Mais le problème dans tout cela, c'est que ce roman est trop court, trop vide, et qu'il lui manque des éléments de réponse pour être complet. Bradbury esquisse les traits d'une société future "plausible", mais même ce croquis n'est pas terminé, et on n'a jamais l'impression qu'il maîtrisait son univers comme Orwell avec 1984. J'ai plus eu l'impression de lire le récit d'un homme, qui se fait quelques réflexions sur l'étrange société qui l'entoure, que celui d'une société à travers le prisme d'un homme. Et j'ai du mal à croire que ce soit voulu, tant l'auteur cherche en permanence à transmettre au lecteur de grands messages sur le sens de la vie (dans le genre, la fin est assez pompeuse) ou ses critiques sociétales. Parce que l'homme, Montag, au fond, il n'est pas intéressant. Sa vie n'a aucun intérêt, il n'a pas le moindre charisme et il ne me semble destiné qu'à être un avatar pour le lecteur, un homme simple, fade et peu expressif qui permet à chacun de percevoir son monde à travers ses yeux, comme Winston dans 1984. Mais une fois le bouquin refermé, on ne sait pas comment tourne son pays, son monde. Pourquoi cette fameuse guerre ? Un État dans le territoire se fait bombarder perd-il encore son temps à traquer pendant des heures un vulgaire malfrat avec une dizaine d'hélicoptères ? Comment les gens sont-ils éduqués ? Au fond, je n'ai jamais eu l'impression de comprendre la vie d'un homme normal dans ce monde parallèle. Je suis peut-être injuste, car ma déception est liée à la grande qualité d'une autre oeuvre du même genre, que ce Fahrenheit ne peut égaler...

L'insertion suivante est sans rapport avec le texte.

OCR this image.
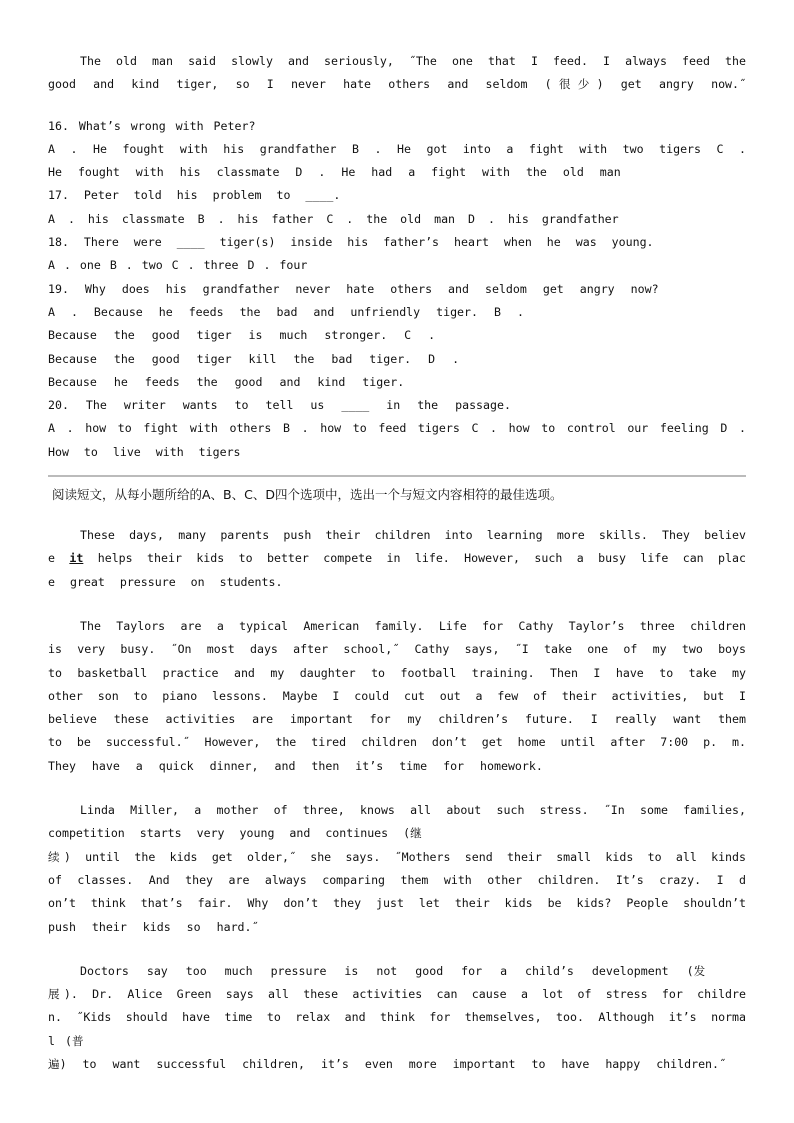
The old man said slowly and seriously, ˝The one that I feed. I always feed the
good and kind tiger, so I never hate others and seldom (很少) get angry now.˝
16. What’s wrong with Peter?
A . He fought with his grandfather B . He got into a fight with two tigers C .
He fought with his classmate D . He had a fight with the old man
17. Peter told his problem to ____.
A . his classmate B . his father C . the old man D . his grandfather
18. There were ____ tiger(s) inside his father’s heart when he was young.
A . one B . two C . three D . four
19. Why does his grandfather never hate others and seldom get angry now?
A . Because he feeds the bad and unfriendly tiger. B .
Because the good tiger is much stronger. C .
Because the good tiger kill the bad tiger. D .
Because he feeds the good and kind tiger.
20. The writer wants to tell us ____ in the passage.
A . how to fight with others B . how to feed tigers C . how to control our feeling D .
How to live with tigers
阅读短文，从每小题所给的A、B、C、D四个选项中，选出一个与短文内容相符的最佳选项。
These days, many parents push their children into learning more skills. They believ
e it helps their kids to better compete in life. However, such a busy life can plac
e great pressure on students.
The Taylors are a typical American family. Life for Cathy Taylor’s three children
is very busy. ˝On most days after school,˝ Cathy says, ˝I take one of my two boys
to basketball practice and my daughter to football training. Then I have to take my
other son to piano lessons. Maybe I could cut out a few of their activities, but I
believe these activities are important for my children’s future. I really want them
to be successful.˝ However, the tired children don’t get home until after 7:00 p. m.
They have a quick dinner, and then it’s time for homework.
Linda Miller, a mother of three, knows all about such stress. ˝In some families,
competition starts very young and continues (继
续) until the kids get older,˝ she says. ˝Mothers send their small kids to all kinds
of classes. And they are always comparing them with other children. It’s crazy. I d
on’t think that’s fair. Why don’t they just let their kids be kids? People shouldn’t
push their kids so hard.˝
Doctors say too much pressure is not good for a child’s development (发
展). Dr. Alice Green says all these activities can cause a lot of stress for childre
n. ˝Kids should have time to relax and think for themselves, too. Although it’s norma
l (普
遍) to want successful children, it’s even more important to have happy children.˝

Malgré tout cela, ça reste une lecture agréable, pas forcément idiote et dotée de quelques belles descriptions et phrases. Telles que "Et quand il est mort, je me suis aperçu que ce n'était pas lui que je pleurais, mais les choses qu'il faisait" ou "Elle ne voulait pas savoir le comment des choses, mais le pourquoi. Ce qui peut être gênant." En fait, Fahrenheit ne brille pas par l'élégance de ses mots, ou ses métaphores, mais par ses idées simples, énoncées comme telles. Du coup, malgré toutes les critiques que je peux émettre, j'aime bien ce livre en fait, et je ne peux me résoudre à lui mettre moins de sept.